Tranne che per ragioni di marketing, si decise dal 2002 che la sede dell’incontro poteva essere uno stadio neutro all’estero. Si potevano così ricavare proventi dai diritti televisivi e si forniva una occasione alle sfidanti di allargare i propri confini. Nel 2002 toccò a Tripoli dove si sfidarono la Juve e il Parma. L’anno successivo si volò in America (dove la Juve batté il Milan). Nel 2009 toccò a Pechino (la Lazio strapazzò l’Inter), poi ancora Pechino nel 2011 (Milan ebbe la meglio sull’Inter) e nel 2012 (la Juve distrusse il Napoli che intontito non si presentò al ritiro della medaglia di argento).

Quest’anno doveva ancora toccare a Pechino, ma la Juve aveva già un impegno con una avventura americana, mentre la Lazio premeva per l’Oriente. I vertici del calcio italiano decisero di trasgredire la regola e assegnare a Roma la location. In casa della Lazio, cioè.

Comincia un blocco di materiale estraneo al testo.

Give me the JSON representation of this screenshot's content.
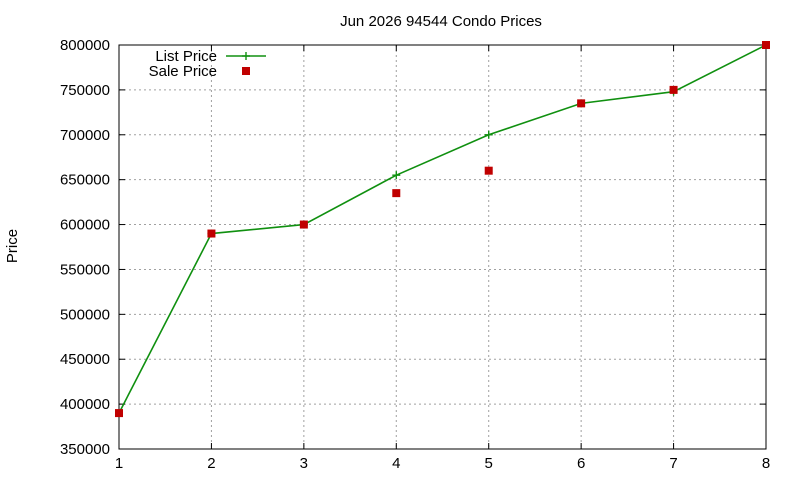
{
  "chart_data": {
    "type": "line",
    "title": "Jun 2026 94544 Condo Prices",
    "xlabel": "",
    "ylabel": "Price",
    "x": [
      1,
      2,
      3,
      4,
      5,
      6,
      7,
      8
    ],
    "xlim": [
      1,
      8
    ],
    "ylim": [
      350000,
      800000
    ],
    "x_ticks": [
      "1",
      "2",
      "3",
      "4",
      "5",
      "6",
      "7",
      "8"
    ],
    "y_ticks": [
      "350000",
      "400000",
      "450000",
      "500000",
      "550000",
      "600000",
      "650000",
      "700000",
      "750000",
      "800000"
    ],
    "grid": true,
    "legend_position": "top-left",
    "series": [
      {
        "name": "List Price",
        "style": "line-with-plus-markers",
        "color": "#109010",
        "values": [
          390000,
          590000,
          600000,
          655000,
          700000,
          735000,
          748000,
          800000
        ]
      },
      {
        "name": "Sale Price",
        "style": "square-markers",
        "color": "#c00000",
        "values": [
          390000,
          590000,
          600000,
          635000,
          660000,
          735000,
          750000,
          800000
        ]
      }
    ]
  }
}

La Juve ha fatto ricorso, non già per l’abbattimento delle regole, quanto per il cattivo gusto della divisione dei proventi (appannaggio dei biancocelesti). Ne seguirà che la Juve le suonerà per benino a tutta la banda biancoceleste nonché all’intero circolo dei vertici del calcio italiano. Gli stessi che oggi hanno deciso di non decidere.

Per la cronaca, la Juve proseguirà la battaglia per il rispetto della verità di regole. Si andrà presso l’Alta Corte del Coni. Nel frattempo, sui giornali, il silenzio regnerà sovrano.

Viva le regole, viva la costituzione, viva il Duce. Chiunque esso sia nel calcio italiano. Di certo, non tifa Juve!